Question

Hart Manufacturing makes three products. Each product requires manufacturing operations in three departments: A, B, and C. The labor-hour requirements, by department, are as follows: Department Product 1 Product 2 Product 3 A 2.00 1.50 3.00 B 2.50 2.00 1.00 C 0.25 0.25 0.25 During the next production period the labor-hours available are 450 in department A, 350 in department B, and 50 in department C. The profit contributions per unit are $30 for product 1, $25 for product 2, and $28 for product 3. Formulate a linear programming model for maximizing total profit contribution. If the constant is "1" it must be entered in the box. If required, round your answers to two decimal places. Let Pi = units of product i produced

Answer 1

Objective function:

Maximize Z: 30P1 + 25P2 + 28P3

Subject to: 2.00P1 + 1.50P2 + 3.00P3 ≤ 450 (Department A constraint)

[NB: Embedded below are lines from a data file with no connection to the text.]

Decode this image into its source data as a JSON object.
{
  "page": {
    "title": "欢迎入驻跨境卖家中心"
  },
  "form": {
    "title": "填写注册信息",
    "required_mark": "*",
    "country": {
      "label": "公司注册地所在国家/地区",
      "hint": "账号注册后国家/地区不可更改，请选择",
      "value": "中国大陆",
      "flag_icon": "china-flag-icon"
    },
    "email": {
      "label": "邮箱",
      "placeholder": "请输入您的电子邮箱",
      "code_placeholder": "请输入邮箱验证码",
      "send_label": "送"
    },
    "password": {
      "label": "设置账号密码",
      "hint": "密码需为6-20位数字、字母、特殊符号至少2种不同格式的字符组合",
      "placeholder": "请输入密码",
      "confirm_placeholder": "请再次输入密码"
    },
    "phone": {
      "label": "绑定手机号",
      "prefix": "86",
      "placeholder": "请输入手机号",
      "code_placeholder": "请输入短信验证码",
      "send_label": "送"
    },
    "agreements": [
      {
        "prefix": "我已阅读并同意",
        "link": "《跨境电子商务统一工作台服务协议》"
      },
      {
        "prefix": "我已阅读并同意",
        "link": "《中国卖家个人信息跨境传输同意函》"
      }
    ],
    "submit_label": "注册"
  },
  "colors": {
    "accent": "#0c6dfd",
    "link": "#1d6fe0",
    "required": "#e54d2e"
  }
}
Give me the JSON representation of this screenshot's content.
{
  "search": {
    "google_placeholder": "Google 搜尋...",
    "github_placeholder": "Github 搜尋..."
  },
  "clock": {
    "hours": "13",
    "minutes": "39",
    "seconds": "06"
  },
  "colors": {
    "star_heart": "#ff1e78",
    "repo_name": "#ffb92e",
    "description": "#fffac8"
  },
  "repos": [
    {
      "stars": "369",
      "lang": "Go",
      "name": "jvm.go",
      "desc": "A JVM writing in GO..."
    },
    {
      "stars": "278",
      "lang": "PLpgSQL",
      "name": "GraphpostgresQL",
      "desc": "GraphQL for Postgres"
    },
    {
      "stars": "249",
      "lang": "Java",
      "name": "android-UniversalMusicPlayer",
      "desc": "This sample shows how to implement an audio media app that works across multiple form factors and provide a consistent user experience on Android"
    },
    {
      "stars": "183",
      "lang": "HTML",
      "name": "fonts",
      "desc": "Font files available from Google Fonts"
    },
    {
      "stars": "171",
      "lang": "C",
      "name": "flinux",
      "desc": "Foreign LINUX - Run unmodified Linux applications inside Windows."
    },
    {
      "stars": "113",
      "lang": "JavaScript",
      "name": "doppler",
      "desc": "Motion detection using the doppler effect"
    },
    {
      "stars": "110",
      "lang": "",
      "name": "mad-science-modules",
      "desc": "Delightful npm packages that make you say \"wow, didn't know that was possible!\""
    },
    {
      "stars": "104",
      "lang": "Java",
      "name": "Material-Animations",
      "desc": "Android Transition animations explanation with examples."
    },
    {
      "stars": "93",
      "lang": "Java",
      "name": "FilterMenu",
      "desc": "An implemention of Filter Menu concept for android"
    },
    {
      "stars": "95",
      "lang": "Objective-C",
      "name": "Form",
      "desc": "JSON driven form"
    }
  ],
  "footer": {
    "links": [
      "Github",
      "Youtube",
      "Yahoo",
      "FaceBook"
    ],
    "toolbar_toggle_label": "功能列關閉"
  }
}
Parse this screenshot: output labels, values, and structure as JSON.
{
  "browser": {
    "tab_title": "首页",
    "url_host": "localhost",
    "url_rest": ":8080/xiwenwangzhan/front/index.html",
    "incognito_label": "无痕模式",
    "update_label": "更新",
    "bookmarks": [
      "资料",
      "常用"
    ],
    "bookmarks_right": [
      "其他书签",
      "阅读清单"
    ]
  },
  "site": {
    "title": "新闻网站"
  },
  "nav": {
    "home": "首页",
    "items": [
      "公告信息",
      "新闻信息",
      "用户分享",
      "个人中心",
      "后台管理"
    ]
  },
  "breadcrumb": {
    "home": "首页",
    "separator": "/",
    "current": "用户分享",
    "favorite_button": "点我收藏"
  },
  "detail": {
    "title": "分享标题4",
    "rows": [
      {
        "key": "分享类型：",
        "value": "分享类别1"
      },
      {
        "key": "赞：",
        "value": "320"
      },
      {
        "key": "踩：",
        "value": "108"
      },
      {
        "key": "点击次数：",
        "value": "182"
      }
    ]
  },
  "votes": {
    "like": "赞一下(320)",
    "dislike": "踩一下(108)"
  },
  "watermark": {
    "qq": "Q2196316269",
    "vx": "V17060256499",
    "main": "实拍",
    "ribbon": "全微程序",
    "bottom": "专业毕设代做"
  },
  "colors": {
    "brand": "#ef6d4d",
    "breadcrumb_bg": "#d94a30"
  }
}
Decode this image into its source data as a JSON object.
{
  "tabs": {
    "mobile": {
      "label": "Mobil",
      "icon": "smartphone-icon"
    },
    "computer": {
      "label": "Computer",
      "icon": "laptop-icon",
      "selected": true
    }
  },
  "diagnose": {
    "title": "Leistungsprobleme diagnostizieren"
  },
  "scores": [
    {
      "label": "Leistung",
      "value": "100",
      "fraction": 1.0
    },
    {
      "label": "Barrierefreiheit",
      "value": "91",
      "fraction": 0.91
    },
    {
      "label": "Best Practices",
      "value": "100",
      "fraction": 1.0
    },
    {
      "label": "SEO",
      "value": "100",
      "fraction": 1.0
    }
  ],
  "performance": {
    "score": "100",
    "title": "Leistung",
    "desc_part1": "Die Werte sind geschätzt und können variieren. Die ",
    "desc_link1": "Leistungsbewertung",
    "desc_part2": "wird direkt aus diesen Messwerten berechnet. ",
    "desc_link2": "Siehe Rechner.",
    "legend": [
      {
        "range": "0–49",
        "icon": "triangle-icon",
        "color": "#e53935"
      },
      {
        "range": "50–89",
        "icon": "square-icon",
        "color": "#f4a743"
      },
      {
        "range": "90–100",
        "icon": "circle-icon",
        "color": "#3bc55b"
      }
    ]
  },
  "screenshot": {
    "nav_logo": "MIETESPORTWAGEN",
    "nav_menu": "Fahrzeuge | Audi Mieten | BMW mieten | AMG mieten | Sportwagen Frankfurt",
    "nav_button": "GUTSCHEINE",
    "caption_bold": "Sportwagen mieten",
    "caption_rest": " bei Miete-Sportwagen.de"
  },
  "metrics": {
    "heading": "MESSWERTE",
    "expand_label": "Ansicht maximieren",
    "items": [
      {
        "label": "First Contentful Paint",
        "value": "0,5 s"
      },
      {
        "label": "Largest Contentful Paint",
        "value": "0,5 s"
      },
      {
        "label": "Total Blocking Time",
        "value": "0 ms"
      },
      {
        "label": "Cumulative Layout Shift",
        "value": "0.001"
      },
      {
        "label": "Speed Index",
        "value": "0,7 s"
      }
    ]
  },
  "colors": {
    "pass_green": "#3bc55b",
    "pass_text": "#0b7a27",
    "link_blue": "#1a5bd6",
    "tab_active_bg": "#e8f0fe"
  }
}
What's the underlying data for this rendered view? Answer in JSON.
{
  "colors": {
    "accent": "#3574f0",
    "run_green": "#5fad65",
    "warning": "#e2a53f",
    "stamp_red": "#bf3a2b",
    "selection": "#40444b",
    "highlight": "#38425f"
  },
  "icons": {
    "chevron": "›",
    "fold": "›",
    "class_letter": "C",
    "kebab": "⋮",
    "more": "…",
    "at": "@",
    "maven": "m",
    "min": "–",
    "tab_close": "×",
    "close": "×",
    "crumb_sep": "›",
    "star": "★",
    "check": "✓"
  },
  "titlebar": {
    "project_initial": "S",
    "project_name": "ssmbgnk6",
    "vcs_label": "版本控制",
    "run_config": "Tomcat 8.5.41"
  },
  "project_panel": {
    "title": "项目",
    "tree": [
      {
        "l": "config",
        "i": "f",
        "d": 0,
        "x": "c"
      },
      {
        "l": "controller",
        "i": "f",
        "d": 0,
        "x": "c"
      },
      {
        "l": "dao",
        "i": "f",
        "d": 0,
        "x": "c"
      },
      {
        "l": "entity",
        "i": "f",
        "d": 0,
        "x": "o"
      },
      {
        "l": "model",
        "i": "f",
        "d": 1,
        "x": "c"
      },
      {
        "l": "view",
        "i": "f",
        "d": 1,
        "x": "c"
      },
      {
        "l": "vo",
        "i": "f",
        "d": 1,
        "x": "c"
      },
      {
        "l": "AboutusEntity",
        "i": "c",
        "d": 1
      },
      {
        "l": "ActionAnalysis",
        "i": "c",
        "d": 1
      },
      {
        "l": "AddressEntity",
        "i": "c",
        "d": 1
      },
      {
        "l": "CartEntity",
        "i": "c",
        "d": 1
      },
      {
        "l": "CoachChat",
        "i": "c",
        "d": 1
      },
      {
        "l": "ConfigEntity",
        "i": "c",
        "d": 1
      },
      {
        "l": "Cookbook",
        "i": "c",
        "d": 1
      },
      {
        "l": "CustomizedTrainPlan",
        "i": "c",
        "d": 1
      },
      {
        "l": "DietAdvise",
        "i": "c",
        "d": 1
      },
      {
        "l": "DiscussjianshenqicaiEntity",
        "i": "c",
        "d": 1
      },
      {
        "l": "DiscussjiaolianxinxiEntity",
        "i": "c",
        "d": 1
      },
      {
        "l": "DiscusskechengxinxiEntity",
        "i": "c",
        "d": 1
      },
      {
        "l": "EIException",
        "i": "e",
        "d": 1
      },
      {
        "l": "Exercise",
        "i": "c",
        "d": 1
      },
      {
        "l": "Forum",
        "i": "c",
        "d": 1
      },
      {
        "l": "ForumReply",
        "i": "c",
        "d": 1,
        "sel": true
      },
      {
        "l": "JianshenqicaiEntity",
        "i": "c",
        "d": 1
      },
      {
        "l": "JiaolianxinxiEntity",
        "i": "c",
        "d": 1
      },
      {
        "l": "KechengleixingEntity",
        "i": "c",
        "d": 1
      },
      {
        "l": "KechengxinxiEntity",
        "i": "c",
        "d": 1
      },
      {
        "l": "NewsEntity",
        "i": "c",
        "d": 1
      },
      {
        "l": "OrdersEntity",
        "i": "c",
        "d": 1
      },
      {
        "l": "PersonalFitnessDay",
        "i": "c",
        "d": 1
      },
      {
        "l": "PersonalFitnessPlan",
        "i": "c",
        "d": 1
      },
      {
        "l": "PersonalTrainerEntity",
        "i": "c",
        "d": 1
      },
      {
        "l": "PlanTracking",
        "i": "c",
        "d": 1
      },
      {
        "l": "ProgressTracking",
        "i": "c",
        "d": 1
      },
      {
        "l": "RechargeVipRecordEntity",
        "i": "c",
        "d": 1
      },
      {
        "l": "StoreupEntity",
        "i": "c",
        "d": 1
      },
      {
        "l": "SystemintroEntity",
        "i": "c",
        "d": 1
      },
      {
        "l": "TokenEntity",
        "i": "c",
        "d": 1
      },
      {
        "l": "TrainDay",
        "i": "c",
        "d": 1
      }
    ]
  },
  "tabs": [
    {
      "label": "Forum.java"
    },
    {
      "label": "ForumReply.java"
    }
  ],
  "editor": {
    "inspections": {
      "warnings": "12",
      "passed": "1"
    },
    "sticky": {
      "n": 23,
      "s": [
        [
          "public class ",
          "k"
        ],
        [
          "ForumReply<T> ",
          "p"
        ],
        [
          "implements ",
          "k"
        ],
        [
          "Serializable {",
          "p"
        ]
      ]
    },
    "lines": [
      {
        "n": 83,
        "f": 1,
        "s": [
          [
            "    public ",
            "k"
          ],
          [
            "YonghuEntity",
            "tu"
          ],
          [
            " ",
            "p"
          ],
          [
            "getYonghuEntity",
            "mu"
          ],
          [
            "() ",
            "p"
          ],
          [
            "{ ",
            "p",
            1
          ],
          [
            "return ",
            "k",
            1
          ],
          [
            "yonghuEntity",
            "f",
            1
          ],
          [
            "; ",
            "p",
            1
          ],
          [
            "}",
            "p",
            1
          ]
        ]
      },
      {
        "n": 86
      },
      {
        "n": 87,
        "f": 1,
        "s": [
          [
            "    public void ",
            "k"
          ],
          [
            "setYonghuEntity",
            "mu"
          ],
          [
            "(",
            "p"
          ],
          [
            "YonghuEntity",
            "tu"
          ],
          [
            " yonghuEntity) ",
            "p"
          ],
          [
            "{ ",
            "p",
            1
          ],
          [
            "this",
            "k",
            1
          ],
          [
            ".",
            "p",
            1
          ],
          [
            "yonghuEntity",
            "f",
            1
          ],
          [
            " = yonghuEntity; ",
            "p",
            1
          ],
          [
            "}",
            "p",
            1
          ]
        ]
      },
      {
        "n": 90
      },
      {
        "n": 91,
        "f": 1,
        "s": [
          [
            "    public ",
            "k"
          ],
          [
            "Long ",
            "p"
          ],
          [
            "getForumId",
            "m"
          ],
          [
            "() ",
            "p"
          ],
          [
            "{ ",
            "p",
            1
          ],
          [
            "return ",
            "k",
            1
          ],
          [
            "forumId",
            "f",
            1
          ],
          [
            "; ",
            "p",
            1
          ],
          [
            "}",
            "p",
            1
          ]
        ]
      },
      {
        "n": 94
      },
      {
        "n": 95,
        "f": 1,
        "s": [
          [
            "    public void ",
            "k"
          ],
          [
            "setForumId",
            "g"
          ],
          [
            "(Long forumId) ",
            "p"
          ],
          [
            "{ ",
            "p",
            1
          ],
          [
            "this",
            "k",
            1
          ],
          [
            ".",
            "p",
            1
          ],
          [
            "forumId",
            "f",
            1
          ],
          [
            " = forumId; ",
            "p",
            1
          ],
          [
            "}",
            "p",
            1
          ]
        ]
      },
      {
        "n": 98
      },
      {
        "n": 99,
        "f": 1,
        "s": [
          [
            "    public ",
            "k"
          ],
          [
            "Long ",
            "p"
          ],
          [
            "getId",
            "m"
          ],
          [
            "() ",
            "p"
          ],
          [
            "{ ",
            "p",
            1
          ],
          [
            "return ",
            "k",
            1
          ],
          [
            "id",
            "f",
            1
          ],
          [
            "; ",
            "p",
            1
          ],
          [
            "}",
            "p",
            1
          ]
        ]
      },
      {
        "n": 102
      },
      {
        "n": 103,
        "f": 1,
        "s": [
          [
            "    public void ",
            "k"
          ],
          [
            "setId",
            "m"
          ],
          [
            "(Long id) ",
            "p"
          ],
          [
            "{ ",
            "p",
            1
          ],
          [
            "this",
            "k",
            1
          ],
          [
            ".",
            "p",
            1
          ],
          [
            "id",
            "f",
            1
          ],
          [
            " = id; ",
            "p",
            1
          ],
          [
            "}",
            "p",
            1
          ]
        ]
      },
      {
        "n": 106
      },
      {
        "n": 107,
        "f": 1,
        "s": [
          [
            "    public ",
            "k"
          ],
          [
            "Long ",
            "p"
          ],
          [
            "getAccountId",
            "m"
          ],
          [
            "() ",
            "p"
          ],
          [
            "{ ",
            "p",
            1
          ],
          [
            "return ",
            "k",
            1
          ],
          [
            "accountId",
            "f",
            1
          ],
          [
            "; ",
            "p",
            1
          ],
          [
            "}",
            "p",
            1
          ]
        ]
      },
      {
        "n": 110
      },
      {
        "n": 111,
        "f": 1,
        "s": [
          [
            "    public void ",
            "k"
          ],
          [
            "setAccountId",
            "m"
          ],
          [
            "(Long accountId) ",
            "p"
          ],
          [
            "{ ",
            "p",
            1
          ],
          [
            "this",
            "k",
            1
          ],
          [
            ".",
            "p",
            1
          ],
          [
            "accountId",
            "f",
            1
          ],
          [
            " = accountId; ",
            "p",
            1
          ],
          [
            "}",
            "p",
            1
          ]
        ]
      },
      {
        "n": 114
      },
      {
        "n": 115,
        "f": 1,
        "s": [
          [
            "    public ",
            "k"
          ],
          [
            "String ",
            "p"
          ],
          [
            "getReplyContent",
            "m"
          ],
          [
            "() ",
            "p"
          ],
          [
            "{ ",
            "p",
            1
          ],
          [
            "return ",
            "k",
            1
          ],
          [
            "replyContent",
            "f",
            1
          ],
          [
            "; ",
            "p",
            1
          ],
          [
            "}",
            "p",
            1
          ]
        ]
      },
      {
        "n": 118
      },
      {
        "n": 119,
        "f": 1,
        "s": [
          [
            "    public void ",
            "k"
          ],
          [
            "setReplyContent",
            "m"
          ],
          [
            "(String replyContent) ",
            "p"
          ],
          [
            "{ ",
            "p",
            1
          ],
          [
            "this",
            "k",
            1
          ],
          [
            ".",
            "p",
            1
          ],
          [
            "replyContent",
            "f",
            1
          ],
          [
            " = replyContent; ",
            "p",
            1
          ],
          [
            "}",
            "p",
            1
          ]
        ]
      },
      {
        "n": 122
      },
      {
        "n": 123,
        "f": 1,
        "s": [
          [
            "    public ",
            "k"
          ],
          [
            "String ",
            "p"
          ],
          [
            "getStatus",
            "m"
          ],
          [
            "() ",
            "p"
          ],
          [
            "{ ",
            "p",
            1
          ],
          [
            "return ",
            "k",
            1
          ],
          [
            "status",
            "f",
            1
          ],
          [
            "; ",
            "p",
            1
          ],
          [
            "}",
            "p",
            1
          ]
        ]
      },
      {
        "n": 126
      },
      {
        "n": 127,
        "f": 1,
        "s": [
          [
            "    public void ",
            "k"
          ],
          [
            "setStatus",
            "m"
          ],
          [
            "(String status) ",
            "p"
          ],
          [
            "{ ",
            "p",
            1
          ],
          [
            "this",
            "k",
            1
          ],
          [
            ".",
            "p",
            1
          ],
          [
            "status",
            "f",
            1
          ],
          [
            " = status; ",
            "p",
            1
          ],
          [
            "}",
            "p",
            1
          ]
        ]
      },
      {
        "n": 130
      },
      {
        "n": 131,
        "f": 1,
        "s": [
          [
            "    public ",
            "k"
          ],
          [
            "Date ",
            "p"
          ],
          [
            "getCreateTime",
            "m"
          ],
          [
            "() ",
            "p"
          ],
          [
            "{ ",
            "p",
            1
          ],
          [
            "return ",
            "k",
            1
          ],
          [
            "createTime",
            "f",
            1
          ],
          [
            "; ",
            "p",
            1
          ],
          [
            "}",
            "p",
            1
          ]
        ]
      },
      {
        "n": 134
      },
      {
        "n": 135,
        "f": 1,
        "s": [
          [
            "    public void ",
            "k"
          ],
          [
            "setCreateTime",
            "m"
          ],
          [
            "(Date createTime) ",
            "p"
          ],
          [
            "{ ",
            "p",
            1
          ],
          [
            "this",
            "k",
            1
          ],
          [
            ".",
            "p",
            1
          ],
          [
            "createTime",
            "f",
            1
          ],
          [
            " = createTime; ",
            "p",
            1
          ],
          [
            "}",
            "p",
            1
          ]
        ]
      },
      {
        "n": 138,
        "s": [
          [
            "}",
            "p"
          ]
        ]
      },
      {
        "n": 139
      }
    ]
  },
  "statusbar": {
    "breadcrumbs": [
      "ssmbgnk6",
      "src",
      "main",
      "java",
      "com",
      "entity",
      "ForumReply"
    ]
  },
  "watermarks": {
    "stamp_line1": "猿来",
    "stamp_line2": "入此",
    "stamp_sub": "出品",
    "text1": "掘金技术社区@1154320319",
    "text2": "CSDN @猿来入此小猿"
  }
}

2.50P1 + 2.00P2 + P3 ≤ 350 (Department B constraint)

0.25P1 + 0.25P2 + 0.25P3 ≤ 50 (Department C constraint)

P1, P2, P3 ≥ 0 (Non-negativity)

Step-by-step explanation:

The objective function is formulated from the contribution margin of the three products. For instance, the contribution of Product 1 is $30, the contribution of Product 2 is $25 and the contribution of Product 3 is $28. Thus, the objective function will be 30P1 + 25P2 + 28P3.

The constraints were obtained from the departmental labour hours requirements for each product. For instance, Product 1 requires 2 hours in department A, Product 2 requires 1.50 hours in department A and Product 3 requires 3 hours in Department A. Thus, the constraint will be 2.00P1 + 1.50P2 + 3.00P3.